*Da Redação Dia a Dia Notícia
Além de seu papel estratégico na conexão econômica e logística entre Manaus (AM) e Porto Velho (RO), a BR-319 atravessa territórios habitados por povos indígenas com culturas milenares. Mesmo diante das ameaças associadas a uma possível pavimentação da rodovia, essas populações apresentam alternativas sustentáveis para enfrentar os impactos socioambientais. O tema é abordado na seção “Ciência” do informativo do Observatório BR-319 (OBR-319), que traz entrevista com o antropólogo e pesquisador do Instituto Nacional de Pesquisas da Amazônia (Inpa), Miguel Aparicio, disponível gratuitamente no site observatoriobr319.org.br.
O pesquisador explica que há, pelo menos, quatro redes indígenas principais: os povos no entorno da Região Metropolitana de Manaus (RMM); os povos Mura e os povos de língua Kagwahiva (respectivamente no baixo e alto rio Madeira); os povos Apurinã e os povos da família linguística Arawá (rio Purus); e os povos na área do estado de Rondônia.
Há 13 mil anos, essas e outras populações são responsáveis pela configuração e composição da Amazônia. Tanto que, na avaliação de especialistas, as Terras Indígenas (TIs) são os territórios mais conservados e essenciais na luta contra as mudanças climáticas. Porém, ele alerta que hoje, mesmo sem a trafegabilidade adequada na BR-319, as populações já sofrem com a expansão da pecuária, extração de madeira, grilagem, mineração e outros problemas socioambientais em seus territórios.
Outro efeito preocupante é o “espinha de peixe”, que nasce com a abertura de estradas e ramais ilegais. Segundo um estudo recém-publicado pelo OBR-319, atualmente existem 45.495 feições lineares, totalizando 18.897 quilômetros de extensão.
“O problema da BR-319, em relação aos povos indígenas, não é a estrada como linha conectiva, mas que a sua consolidação desordenada abra uma ferida mortal na Amazônia. Ou seja, um eventual desmonte das Unidades de Conservação, Terras Indígenas, Reservas de Desenvolvimento Sustentável [RDS] e outros territórios”, afirma Aparicio, que também é o presidente do Observatório dos Direitos Humanos dos Povos Indígenas Isolados e de Recente Contato (Opi).
Com tantas ameaças, muitas etnias decidiram restringir o contato com o restante da sociedade. São os chamados “povos isolados”. O pesquisador pontua que há registros expressivos nas bacias dos rios Purus e Madeira, vivendo uma situação de cerco nos seus territórios e conscientes dos processos em curso na BR-319 e na área de influência.

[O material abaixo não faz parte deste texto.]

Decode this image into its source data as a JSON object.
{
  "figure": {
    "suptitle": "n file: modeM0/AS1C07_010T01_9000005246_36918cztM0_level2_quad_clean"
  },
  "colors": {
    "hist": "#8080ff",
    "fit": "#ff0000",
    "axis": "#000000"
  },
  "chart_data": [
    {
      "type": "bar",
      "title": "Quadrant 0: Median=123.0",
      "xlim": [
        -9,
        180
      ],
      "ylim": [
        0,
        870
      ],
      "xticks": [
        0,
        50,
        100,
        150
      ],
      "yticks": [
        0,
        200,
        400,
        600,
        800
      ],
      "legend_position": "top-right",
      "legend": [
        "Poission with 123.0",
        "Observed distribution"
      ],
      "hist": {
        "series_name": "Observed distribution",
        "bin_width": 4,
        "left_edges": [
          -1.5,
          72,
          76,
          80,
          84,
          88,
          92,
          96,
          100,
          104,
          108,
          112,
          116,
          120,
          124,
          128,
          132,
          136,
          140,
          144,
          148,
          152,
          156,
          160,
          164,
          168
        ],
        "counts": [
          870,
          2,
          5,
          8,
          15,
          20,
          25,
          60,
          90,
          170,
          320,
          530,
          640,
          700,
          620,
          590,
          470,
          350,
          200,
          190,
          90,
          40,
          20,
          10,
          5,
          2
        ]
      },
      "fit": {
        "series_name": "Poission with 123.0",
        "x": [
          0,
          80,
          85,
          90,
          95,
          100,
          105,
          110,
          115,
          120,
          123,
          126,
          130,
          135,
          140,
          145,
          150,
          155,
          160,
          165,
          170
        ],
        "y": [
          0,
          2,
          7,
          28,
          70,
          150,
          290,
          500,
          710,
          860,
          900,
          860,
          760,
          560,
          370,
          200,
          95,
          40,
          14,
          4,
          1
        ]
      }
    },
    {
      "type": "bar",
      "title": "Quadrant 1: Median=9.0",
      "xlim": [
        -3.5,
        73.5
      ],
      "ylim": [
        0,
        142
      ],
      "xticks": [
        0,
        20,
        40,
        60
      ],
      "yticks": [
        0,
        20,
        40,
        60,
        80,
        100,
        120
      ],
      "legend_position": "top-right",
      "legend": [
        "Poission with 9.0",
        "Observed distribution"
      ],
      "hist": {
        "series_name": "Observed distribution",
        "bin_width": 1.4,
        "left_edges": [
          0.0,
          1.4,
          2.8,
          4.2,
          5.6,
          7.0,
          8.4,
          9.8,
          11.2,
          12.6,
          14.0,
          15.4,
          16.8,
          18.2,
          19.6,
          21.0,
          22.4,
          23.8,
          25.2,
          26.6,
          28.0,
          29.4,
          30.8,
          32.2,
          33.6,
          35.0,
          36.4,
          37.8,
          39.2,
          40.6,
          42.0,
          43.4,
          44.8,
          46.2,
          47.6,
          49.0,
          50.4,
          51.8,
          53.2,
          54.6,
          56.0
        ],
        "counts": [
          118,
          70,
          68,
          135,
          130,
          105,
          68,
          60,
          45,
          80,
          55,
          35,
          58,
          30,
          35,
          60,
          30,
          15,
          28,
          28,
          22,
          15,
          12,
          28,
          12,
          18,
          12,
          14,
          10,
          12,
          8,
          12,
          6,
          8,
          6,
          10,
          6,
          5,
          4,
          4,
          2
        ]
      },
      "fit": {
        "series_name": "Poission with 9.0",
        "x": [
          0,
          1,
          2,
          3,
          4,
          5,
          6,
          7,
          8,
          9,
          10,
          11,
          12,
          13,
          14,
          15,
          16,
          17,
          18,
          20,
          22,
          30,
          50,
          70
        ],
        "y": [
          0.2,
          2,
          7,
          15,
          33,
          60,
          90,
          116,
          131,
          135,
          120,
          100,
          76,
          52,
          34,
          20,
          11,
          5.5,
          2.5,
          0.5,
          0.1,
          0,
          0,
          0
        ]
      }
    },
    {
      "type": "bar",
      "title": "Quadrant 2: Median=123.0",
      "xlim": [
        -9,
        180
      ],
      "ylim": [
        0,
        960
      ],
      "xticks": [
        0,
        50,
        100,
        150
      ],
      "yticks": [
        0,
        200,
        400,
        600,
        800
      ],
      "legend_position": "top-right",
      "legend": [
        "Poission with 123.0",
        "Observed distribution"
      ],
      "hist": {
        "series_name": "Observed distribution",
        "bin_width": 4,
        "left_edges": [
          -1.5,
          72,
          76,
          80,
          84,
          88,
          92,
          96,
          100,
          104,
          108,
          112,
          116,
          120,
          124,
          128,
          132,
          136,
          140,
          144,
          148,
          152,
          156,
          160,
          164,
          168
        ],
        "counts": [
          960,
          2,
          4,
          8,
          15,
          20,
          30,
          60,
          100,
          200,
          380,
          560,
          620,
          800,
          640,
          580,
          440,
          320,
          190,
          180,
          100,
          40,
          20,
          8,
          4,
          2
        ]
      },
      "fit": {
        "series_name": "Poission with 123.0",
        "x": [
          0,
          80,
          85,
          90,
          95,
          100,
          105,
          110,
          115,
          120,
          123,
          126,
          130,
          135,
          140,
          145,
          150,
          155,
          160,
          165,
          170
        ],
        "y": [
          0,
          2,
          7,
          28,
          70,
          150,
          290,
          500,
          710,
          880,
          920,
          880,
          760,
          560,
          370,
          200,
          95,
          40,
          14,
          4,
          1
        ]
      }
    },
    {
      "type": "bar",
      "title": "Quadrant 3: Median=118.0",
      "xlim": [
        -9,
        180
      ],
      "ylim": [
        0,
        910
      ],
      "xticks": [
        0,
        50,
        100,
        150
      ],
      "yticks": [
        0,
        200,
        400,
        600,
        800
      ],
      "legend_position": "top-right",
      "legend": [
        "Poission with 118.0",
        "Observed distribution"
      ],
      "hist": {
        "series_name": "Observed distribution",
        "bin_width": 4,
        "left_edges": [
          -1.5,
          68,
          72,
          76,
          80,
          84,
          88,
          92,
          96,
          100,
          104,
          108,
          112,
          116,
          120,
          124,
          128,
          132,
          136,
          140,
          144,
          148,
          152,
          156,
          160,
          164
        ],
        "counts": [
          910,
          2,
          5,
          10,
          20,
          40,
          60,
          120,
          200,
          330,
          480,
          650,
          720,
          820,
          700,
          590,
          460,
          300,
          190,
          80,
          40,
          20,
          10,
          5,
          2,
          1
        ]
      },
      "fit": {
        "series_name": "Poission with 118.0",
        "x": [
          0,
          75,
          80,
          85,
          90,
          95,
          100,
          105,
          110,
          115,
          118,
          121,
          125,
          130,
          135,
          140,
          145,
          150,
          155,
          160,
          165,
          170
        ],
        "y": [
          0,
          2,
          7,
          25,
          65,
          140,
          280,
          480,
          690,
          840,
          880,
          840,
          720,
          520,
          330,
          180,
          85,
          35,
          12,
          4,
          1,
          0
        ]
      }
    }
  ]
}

“Para além da condição de vítima, os povos indígenas estão produzindo soluções sustentáveis há muito tempo. Eu considero que as soluções para os impactos da BR-319 já foram formuladas pelas populações que ocupam a área de influência. Eles já têm as soluções. O que precisamos é ampliar a escala para outras populações”, finaliza.
Informativo nº 72 do OBR-319
O informativo nº 72 do OBR-319, lançado neste mês, apresenta novas notícias ligadas a questões socioambientais na rodovia. A matéria principal, na seção “Destaque do Mês”, trata sobre a derrubada de 56 presenciais à Lei de Licenciamento Ambiental, conhecida como Lei da Devastação. A decisão do Congresso Nacional ocorreu menos de uma semana após a 30ª Conferência das Nações Unidas sobre Mudança do Clima (COP30) e traz flexibilização para uma série de exigências, além de abrir caminho para a retomada de obras de infraestrutura, incluindo a repavimentação da BR-319.
A seção “Interior em Foco” aborda o projeto “Pedagogia da Floresta”, desenvolvido em uma escola na Reserva de Desenvolvimento Sustentável (RDS) Igapó-Açu com o propósito de fortalecer vínculos entre escola, comunidade e natureza. A iniciativa propõe uma educação conectada aos modos de vida das populações, aos saberes tradicionais e à conservação ambiental, além de prever melhorias na infraestrutura e formação continuada para professores.
O informativo também traz infográficos com dados atualizados de novembro sobre desmatamento e focos de calor nos 13 municípios da BR-319, 42 Unidades de Conservação (UCs) e em 69 Terras Indígenas (TIs) da região, com base na plataforma Desmatamento em Tempo Real (Deter) e no Programa Queimadas, ambos do Instituto Nacional de Pesquisas Espaciais (Inpe).